At this point we just have to wait that our reservation terminates successfully and then switch to the terminal with the server: if we did everything right, almost immediately the server will come to life and ask us on behalf of the client the name of the binary to run (matmul or matmul_short):


 $ ./matmul_xmlrpc_server foo 22017
 Starting...
 File to run execute?

which will be sent to the client and then executed while we will receive the results in real time:


 $ ./matmul_xmlrpc_server foo 22017
 Starting...
 File to run execute? ./matmul_short
 Getting the executable...
 The executable is 1155398 bytes long
 Setting the permissions
 Setting 'OMP_NUM_THREADS' to 2
 About to run the code.
   256  7952.493     0.211
   286  7380.820     0.317
   316  9094.878     0.347
   346  7021.704     0.590
   376  7467.056     0.712
   406  7693.523     0.870
             (...)
   826  7397.896     7.618
   856  7269.874     8.628
   886  7423.823     9.369
   916  7263.463    10.581
   946  7183.501    11.785
   976  7315.936    12.708
  1006  7275.386    13.994
 248.65user 1.16system 2:06.97elapsed 196%CPU (0avgtext+0avgdata 0maxresident)k
 0inputs+0outputs (0major+68918minor)pagefaults 0swaps
 Program terminated: shut down the server
 or run another simulation

The submission can then be repeated (you don't need to start the server every time) in order to execute different computations or the server shut down and the session terminated.

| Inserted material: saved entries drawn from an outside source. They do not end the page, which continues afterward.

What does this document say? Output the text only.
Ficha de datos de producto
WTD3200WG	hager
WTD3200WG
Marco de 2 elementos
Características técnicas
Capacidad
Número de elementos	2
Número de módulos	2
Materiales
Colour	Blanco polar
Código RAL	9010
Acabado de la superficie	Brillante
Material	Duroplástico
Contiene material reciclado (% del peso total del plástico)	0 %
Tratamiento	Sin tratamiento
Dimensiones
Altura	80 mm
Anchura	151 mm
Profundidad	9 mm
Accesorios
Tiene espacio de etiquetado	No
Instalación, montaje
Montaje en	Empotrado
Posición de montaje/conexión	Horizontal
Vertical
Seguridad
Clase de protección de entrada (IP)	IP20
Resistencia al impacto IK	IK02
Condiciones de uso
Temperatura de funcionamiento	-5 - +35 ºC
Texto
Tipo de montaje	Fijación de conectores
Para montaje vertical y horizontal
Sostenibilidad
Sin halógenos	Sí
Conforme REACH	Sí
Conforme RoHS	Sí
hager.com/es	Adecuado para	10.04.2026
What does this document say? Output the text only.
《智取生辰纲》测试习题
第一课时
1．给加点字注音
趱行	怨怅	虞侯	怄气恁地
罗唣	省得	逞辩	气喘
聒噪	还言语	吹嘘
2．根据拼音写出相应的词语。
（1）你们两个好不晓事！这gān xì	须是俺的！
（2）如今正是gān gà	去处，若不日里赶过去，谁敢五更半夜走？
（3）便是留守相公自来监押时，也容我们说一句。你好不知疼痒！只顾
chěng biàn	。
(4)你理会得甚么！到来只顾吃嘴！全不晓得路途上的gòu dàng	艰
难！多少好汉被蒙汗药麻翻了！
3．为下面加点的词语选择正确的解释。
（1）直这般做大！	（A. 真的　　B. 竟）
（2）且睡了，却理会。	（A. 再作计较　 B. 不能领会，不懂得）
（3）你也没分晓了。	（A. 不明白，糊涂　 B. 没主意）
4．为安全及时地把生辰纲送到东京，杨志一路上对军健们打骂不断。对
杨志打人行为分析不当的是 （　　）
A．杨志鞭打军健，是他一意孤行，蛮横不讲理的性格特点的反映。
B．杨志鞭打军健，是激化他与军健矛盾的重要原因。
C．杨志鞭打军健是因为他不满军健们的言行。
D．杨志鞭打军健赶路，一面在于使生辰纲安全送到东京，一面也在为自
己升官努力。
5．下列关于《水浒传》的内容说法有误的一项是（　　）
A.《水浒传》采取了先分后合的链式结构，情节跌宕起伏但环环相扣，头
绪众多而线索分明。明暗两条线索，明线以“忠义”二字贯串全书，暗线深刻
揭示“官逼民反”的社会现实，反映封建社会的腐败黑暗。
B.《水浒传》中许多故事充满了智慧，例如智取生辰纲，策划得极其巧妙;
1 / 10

Note that, with very little effort, the client could be modified in order to do as many computation as we want, thus relieving us from re-submitting the jobs and trying the reservation again: this is a winning strategy for short interactive jobs which take less than 24 hours to execute (like most interactive computations) since it allows us to use better the resources and rely less on the reservation strategy!!!

We invite the advanced users to inspect the scripts and modifying them for their needs: however they have been made in such a generic way that any program can be launched with them (even /usr/bin/date :-)), and that any GotoBLAS enabled one can benefit from the multi-threaded environment (as long as the output is written to the standard output).

Since the wrapper used doesn't affects the performances, we will not investigate the results and the comments at the end of the first example still apply.